Isolation of adoptively transferred CD8⁺ T cells in mouse tumor tissues for lipid peroxidation detection

Summary

The lipid peroxidation level of tumor-infiltrating CD8⁺ T cells is crucial for its activity and longevity. Here, we describe a protocol for effective and epitope-preserving dissociation of mouse tumors and subsequent leukocyte purification and lipid peroxidation staining of adoptively transferred CD8⁺ T cells. We use BODIPY 581/591 C11 to monitor the cellular lipid peroxidation level and detect its fluorescent change by flow cytometry, followed by analysis in FlowJo. This protocol is adaptable to intrinsic CD8⁺ T cells in tumors as well.

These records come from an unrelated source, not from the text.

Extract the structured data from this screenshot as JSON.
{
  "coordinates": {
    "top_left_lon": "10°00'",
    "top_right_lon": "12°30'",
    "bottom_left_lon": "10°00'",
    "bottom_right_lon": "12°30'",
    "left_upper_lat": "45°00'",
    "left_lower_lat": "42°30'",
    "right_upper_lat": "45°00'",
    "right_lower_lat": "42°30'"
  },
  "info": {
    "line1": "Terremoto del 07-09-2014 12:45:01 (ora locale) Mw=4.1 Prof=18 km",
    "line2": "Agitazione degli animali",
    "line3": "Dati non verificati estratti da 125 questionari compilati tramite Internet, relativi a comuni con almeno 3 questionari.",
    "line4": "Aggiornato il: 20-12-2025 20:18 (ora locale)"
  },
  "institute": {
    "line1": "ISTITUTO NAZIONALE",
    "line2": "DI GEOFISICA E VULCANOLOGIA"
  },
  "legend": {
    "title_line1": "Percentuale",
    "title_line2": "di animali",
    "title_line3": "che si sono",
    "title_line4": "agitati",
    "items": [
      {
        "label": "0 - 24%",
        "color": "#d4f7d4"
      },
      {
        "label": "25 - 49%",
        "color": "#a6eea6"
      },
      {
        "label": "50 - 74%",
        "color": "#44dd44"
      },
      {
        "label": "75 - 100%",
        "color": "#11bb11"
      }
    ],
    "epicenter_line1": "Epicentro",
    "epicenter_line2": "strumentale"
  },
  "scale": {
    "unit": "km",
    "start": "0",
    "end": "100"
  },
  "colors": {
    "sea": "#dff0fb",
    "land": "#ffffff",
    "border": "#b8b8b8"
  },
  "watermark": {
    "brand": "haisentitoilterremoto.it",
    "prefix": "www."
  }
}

For complete details on the use and execution of this protocol, please refer to Xiao et al. (2022)¹ and Ma et al. (2021).²

Graphical abstract

Highlights

• •Dissociation of mouse tumors with efficiency and preserved epitope
• •Enrichment for low-abundant tumor-infiltrating CD8⁺ T cells
• •Measurement of the cellular lipid peroxidation level by flow cytometry
• •Ratiometric analysis of the cellular lipid peroxidation level in FlowJo

Publisher’s note: Undertaking any experimental protocol requires adherence to local institutional guidelines for laboratory safety and ethics.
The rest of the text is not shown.